The link is placed in a question-answering system, and a browser installed in a computer can be automatically applied to open a remote access server website by clicking the link, so that the browser can enter a neo4j database for storing an industry chain knowledge map.
The user may enter a user name (Username): neo4j and Password (Password): neo4j may enter the database and perform queries, updates, etc. on the database. For example, we query the node "road renovation industry pedigree in the field" to the node "agricultural preparation industry pedigree".
It should be understood that the natural resource industry chain intelligent question answering accurately positions the question knowledge required by the user in a question-answer mode, and provides personalized information service for the user through interaction with the website user.
The present invention is based on the Python 3.9 platform and is described in MySQL 5.1.22, Navicat Premium 15,
Figure 953785DEST_PATH_IMAGE019
3.4.3, apache-jena-4.4.0, apache-jena-fuseki-4.4.0, neo4j-community-4.2.7 and ontop-cli-4.2.0. The technical scheme uses the user to input the problem on the interactive interface, which typical cases of the domestic agricultural and rural big data industry exist
Figure 828200DEST_PATH_IMAGE020
For example, firstly, a user logs in a natural resource industry chain question-answering system interface at a client, and inputs a question to be proposed in a dialog box, wherein the question is the typical case of the domestic agricultural rural big data industry
Figure 408217DEST_PATH_IMAGE021
After the system receives the natural language question, the system uses HanLP to perform word segmentation and part-of-speech tagging on the question, matches the obtained keywords 'big agricultural and rural data' and 'typical case' with a predefined question template, uses a matching algorithm to send a query request to an apache-jena-fuseki server by a SPARQL query sentence corresponding to the question template with the highest matching degree, and feeds a query result back to a front-end query interface after the server receives the query request.

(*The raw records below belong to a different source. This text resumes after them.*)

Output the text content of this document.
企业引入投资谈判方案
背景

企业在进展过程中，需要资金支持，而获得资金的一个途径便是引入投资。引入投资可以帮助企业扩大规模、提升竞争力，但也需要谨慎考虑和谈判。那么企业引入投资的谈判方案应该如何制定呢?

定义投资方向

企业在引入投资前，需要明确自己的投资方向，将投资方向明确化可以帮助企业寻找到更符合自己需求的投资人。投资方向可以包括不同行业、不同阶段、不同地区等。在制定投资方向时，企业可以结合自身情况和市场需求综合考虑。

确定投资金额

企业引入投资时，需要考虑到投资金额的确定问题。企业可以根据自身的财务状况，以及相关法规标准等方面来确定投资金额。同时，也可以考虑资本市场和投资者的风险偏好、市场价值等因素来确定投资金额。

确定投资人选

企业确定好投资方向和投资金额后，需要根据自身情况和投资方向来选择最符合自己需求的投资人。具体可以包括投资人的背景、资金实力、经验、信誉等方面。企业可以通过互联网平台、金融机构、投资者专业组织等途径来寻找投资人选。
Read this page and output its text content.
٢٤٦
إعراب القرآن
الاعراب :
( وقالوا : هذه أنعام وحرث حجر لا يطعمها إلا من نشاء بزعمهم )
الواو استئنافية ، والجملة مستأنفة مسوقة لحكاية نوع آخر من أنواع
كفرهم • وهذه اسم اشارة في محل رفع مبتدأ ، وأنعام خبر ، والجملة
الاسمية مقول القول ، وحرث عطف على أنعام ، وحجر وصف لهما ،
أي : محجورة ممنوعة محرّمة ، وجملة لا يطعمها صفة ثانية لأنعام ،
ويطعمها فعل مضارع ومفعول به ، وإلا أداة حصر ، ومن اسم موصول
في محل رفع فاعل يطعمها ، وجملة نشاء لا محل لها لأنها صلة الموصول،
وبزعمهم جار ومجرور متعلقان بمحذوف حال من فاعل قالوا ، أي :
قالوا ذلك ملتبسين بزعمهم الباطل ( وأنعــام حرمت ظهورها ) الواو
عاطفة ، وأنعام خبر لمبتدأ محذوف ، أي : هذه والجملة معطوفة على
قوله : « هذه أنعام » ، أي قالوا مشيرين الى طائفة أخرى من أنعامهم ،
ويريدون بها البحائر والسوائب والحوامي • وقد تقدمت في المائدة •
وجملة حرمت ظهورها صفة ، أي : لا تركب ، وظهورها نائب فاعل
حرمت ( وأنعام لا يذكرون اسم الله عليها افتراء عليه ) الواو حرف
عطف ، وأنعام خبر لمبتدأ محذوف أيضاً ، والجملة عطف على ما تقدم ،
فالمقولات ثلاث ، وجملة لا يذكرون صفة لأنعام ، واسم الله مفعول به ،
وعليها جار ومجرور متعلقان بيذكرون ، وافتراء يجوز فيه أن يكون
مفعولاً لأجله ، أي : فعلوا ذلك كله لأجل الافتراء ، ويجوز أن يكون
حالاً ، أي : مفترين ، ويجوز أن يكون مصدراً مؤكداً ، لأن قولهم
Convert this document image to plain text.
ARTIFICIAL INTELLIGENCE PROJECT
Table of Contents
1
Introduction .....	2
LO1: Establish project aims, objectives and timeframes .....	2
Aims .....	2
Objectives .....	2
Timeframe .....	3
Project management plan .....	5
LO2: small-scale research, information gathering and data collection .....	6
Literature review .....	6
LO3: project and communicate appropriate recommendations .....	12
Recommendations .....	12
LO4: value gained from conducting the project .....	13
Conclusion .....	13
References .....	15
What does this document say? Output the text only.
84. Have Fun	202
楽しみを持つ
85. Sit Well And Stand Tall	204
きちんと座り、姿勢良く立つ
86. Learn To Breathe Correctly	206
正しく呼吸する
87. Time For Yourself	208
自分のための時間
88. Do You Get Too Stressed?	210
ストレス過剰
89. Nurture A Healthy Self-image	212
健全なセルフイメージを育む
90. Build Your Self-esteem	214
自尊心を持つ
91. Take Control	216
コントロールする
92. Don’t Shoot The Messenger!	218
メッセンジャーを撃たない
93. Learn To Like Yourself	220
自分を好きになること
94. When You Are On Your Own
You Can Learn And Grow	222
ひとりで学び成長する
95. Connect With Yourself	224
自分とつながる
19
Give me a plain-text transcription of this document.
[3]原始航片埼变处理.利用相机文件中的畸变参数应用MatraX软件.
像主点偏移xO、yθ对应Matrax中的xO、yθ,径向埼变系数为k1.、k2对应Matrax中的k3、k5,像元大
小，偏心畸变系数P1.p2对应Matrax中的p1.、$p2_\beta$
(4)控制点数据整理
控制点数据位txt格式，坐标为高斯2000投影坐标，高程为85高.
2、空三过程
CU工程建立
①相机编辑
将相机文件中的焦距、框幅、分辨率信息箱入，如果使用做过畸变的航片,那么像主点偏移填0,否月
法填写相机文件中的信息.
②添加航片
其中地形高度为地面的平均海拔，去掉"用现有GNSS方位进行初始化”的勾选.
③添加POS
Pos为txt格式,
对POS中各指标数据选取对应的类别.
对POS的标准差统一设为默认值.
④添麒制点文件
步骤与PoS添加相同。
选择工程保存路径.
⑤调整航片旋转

For the information of the upstream and downstream industrial chains of the natural resource industry, which is combed by the data mining technology, the invention describes and visualizes the industrial chain knowledge resources by using the knowledge graph in the artificial intelligence field, simultaneously analyzes and mines the mutual relation among the knowledge in the industrial chain knowledge graph, and constructs an intelligent question-answering system in the natural resource industrial chain field, thereby helping enterprises of companies to determine the competitive relation of all links of the natural resource industry, analyze the classification of important natural resources, the upstream and downstream industrial chain relation and the industrial ecosystem, and perfect the investment mode and the investment layout strategy of the natural resources.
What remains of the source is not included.